What I really wanted was to go back in time, back to the first time I’d heard his name from Paige’s mouth, and stop her. I met a guy. Aaron. We both showed up to office hours with the same test that we both failed. He noticed and said, “Don’t take my story. I call a death in the family.” She’d raised her fingers to her mouth, covering a smile, stifling a laugh.

Aaron had existed more in thought than in sight for me: Going to Aaron’s. Staying at Aaron’s. And then, when he was more firmly in our world, it was always in relation to Paige. Maybe this was where I first went wrong: seeing Aaron filtered through Paige.

This was the time around which Noah cut and run. You’re going to tank your career, and for what? One dead ghost.

The breakup, at least, I should’ve been ready for. Maybe if I hadn’t been so deep in the story, I would’ve seen it coming. I could typically feel that moment when everything shifted, when the slide began, could identify the point from which there would be no recovery. Of course this would be that moment.

I had become too focused, too serious, too driven –all things I had always been, that he had neglected to see first. Both of us striving for something greater. For me, the truth. But for him, the bigger goal was his career.

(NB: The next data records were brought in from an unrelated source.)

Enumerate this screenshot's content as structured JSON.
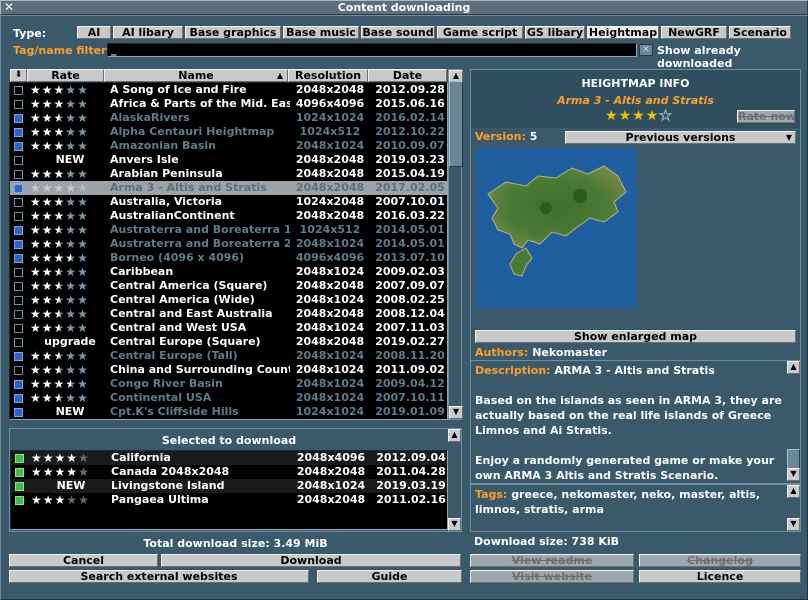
{
  "window": {
    "title": "Content downloading",
    "close_glyph": "✕"
  },
  "filter": {
    "type_label": "Type:",
    "types": [
      {
        "label": "AI",
        "selected": false
      },
      {
        "label": "AI libary",
        "selected": false
      },
      {
        "label": "Base graphics",
        "selected": false
      },
      {
        "label": "Base music",
        "selected": false
      },
      {
        "label": "Base sound",
        "selected": false
      },
      {
        "label": "Game script",
        "selected": false
      },
      {
        "label": "GS libary",
        "selected": false
      },
      {
        "label": "Heightmap",
        "selected": true
      },
      {
        "label": "NewGRF",
        "selected": false
      },
      {
        "label": "Scenario",
        "selected": false
      }
    ],
    "tag_label": "Tag/name filter:",
    "tag_value": "_",
    "show_downloaded_label": "Show already downloaded"
  },
  "list": {
    "columns": {
      "sort": "⬇",
      "rate": "Rate",
      "name": "Name",
      "resolution": "Resolution",
      "date": "Date"
    },
    "items": [
      {
        "checked": false,
        "status": "",
        "rating": 3,
        "name": "A Song of Ice and Fire",
        "resolution": "2048x2048",
        "date": "2012.09.28",
        "downloaded": false
      },
      {
        "checked": false,
        "status": "",
        "rating": 3,
        "name": "Africa & Parts of the Mid. East",
        "resolution": "4096x4096",
        "date": "2015.06.16",
        "downloaded": false
      },
      {
        "checked": true,
        "status": "",
        "rating": 2.5,
        "name": "AlaskaRivers",
        "resolution": "1024x1024",
        "date": "2016.02.14",
        "downloaded": true
      },
      {
        "checked": true,
        "status": "",
        "rating": 3,
        "name": "Alpha Centauri Heightmap",
        "resolution": "1024x512",
        "date": "2012.10.22",
        "downloaded": true
      },
      {
        "checked": true,
        "status": "",
        "rating": 3,
        "name": "Amazonian Basin",
        "resolution": "2048x1024",
        "date": "2010.09.07",
        "downloaded": true
      },
      {
        "checked": false,
        "status": "NEW",
        "rating": 0,
        "name": "Anvers Isle",
        "resolution": "2048x2048",
        "date": "2019.03.23",
        "downloaded": false
      },
      {
        "checked": false,
        "status": "",
        "rating": 3,
        "name": "Arabian Peninsula",
        "resolution": "2048x2048",
        "date": "2015.04.19",
        "downloaded": false
      },
      {
        "checked": true,
        "status": "",
        "rating": 4,
        "name": "Arma 3 - Altis and Stratis",
        "resolution": "2048x2048",
        "date": "2017.02.05",
        "downloaded": true,
        "selected": true
      },
      {
        "checked": false,
        "status": "",
        "rating": 3,
        "name": "Australia, Victoria",
        "resolution": "1024x2048",
        "date": "2007.10.01",
        "downloaded": false
      },
      {
        "checked": false,
        "status": "",
        "rating": 3,
        "name": "AustralianContinent",
        "resolution": "2048x2048",
        "date": "2016.03.22",
        "downloaded": false
      },
      {
        "checked": true,
        "status": "",
        "rating": 2.5,
        "name": "Austraterra and Boreaterra 1k",
        "resolution": "1024x512",
        "date": "2014.05.01",
        "downloaded": true
      },
      {
        "checked": true,
        "status": "",
        "rating": 2.5,
        "name": "Austraterra and Boreaterra 2k",
        "resolution": "2048x1024",
        "date": "2014.05.01",
        "downloaded": true
      },
      {
        "checked": true,
        "status": "",
        "rating": 3.5,
        "name": "Borneo (4096 x 4096)",
        "resolution": "4096x4096",
        "date": "2013.07.10",
        "downloaded": true
      },
      {
        "checked": false,
        "status": "",
        "rating": 2.5,
        "name": "Caribbean",
        "resolution": "2048x1024",
        "date": "2009.02.03",
        "downloaded": false
      },
      {
        "checked": false,
        "status": "",
        "rating": 2.5,
        "name": "Central America (Square)",
        "resolution": "2048x2048",
        "date": "2007.09.07",
        "downloaded": false
      },
      {
        "checked": false,
        "status": "",
        "rating": 2.5,
        "name": "Central America (Wide)",
        "resolution": "2048x1024",
        "date": "2008.02.25",
        "downloaded": false
      },
      {
        "checked": false,
        "status": "",
        "rating": 2.5,
        "name": "Central and East Australia",
        "resolution": "2048x2048",
        "date": "2008.12.04",
        "downloaded": false
      },
      {
        "checked": false,
        "status": "",
        "rating": 2.5,
        "name": "Central and West USA",
        "resolution": "2048x1024",
        "date": "2007.11.03",
        "downloaded": false
      },
      {
        "checked": false,
        "status": "upgrade",
        "rating": 0,
        "name": "Central Europe (Square)",
        "resolution": "2048x2048",
        "date": "2019.02.27",
        "downloaded": false
      },
      {
        "checked": true,
        "status": "",
        "rating": 2.5,
        "name": "Central Europe (Tall)",
        "resolution": "2048x1024",
        "date": "2008.11.20",
        "downloaded": true
      },
      {
        "checked": false,
        "status": "",
        "rating": 2.5,
        "name": "China and Surrounding Countries",
        "resolution": "2048x1024",
        "date": "2011.09.02",
        "downloaded": false
      },
      {
        "checked": true,
        "status": "",
        "rating": 3.5,
        "name": "Congo River Basin",
        "resolution": "2048x1024",
        "date": "2009.04.12",
        "downloaded": true
      },
      {
        "checked": true,
        "status": "",
        "rating": 2.5,
        "name": "Continental USA",
        "resolution": "2048x1024",
        "date": "2007.10.11",
        "downloaded": true
      },
      {
        "checked": true,
        "status": "NEW",
        "rating": 0,
        "name": "Cpt.K's Cliffside Hills",
        "resolution": "1024x1024",
        "date": "2019.01.09",
        "downloaded": true
      }
    ]
  },
  "selected_panel": {
    "title": "Selected to download",
    "items": [
      {
        "status": "",
        "rating": 4,
        "name": "California",
        "resolution": "2048x4096",
        "date": "2012.09.04"
      },
      {
        "status": "",
        "rating": 4,
        "name": "Canada 2048x2048",
        "resolution": "2048x2048",
        "date": "2011.04.28"
      },
      {
        "status": "NEW",
        "rating": 0,
        "name": "Livingstone Island",
        "resolution": "2048x1024",
        "date": "2019.03.19"
      },
      {
        "status": "",
        "rating": 3,
        "name": "Pangaea Ultima",
        "resolution": "2048x2048",
        "date": "2011.02.16"
      }
    ],
    "total_label": "Total download size: 3.49 MiB"
  },
  "info": {
    "heading": "HEIGHTMAP INFO",
    "name": "Arma 3 - Altis and Stratis",
    "rating": 4,
    "rate_button": "Rate now",
    "version_label": "Version:",
    "version_value": "5",
    "previous_versions": "Previous versions",
    "enlarge_button": "Show enlarged map",
    "authors_label": "Authors:",
    "authors_value": "Nekomaster",
    "description_label": "Description:",
    "description_title": "ARMA 3 - Altis and Stratis",
    "description_p1": "Based on the islands as seen in ARMA 3, they are actually based on the real life islands of Greece Limnos and Ai Stratis.",
    "description_p2": "Enjoy a randomly generated game or make your own ARMA 3 Altis and Stratis Scenario.",
    "tags_label": "Tags:",
    "tags_value": "greece, nekomaster, neko, master, altis, limnos, stratis, arma",
    "download_size": "Download size: 738 KiB"
  },
  "buttons": {
    "cancel": "Cancel",
    "download": "Download",
    "search_external": "Search external websites",
    "guide": "Guide",
    "view_readme": "View readme",
    "changelog": "Changelog",
    "visit_website": "Visit website",
    "licence": "Licence"
  },
  "colors": {
    "panel": "#3a5a6c",
    "highlight": "#ff9f2a",
    "star_filled": "#ffffff",
    "star_empty": "#7f97a6",
    "star_info": "#f2c200",
    "new_tag": "#ffffff",
    "dim_text": "#5f7c8c"
  }
}
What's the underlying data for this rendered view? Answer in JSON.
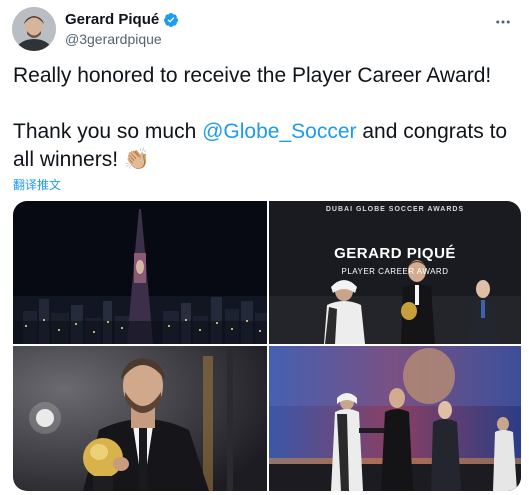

Even before Noah, there had been a slew of men who, on the third or fourth or tenth or eleventh dates, had reached an inevitable breaking point. When something had happened, some crack, some slip, and the other Leah, the one underneath, the one who lived with Emmy for a summer – the one who was not as put together or as solid and unchanging – would become visible, and I’d see the twist in their faces, the confusion, the pieces being reassigned, recategorized. The gap would start to grow between us, and I’d see it coming. Sometimes, if I was feeling particularly masochistic, I’d cut it off right then, at the end of that date. But most of the time I’d let it slide, watch it happen, wait.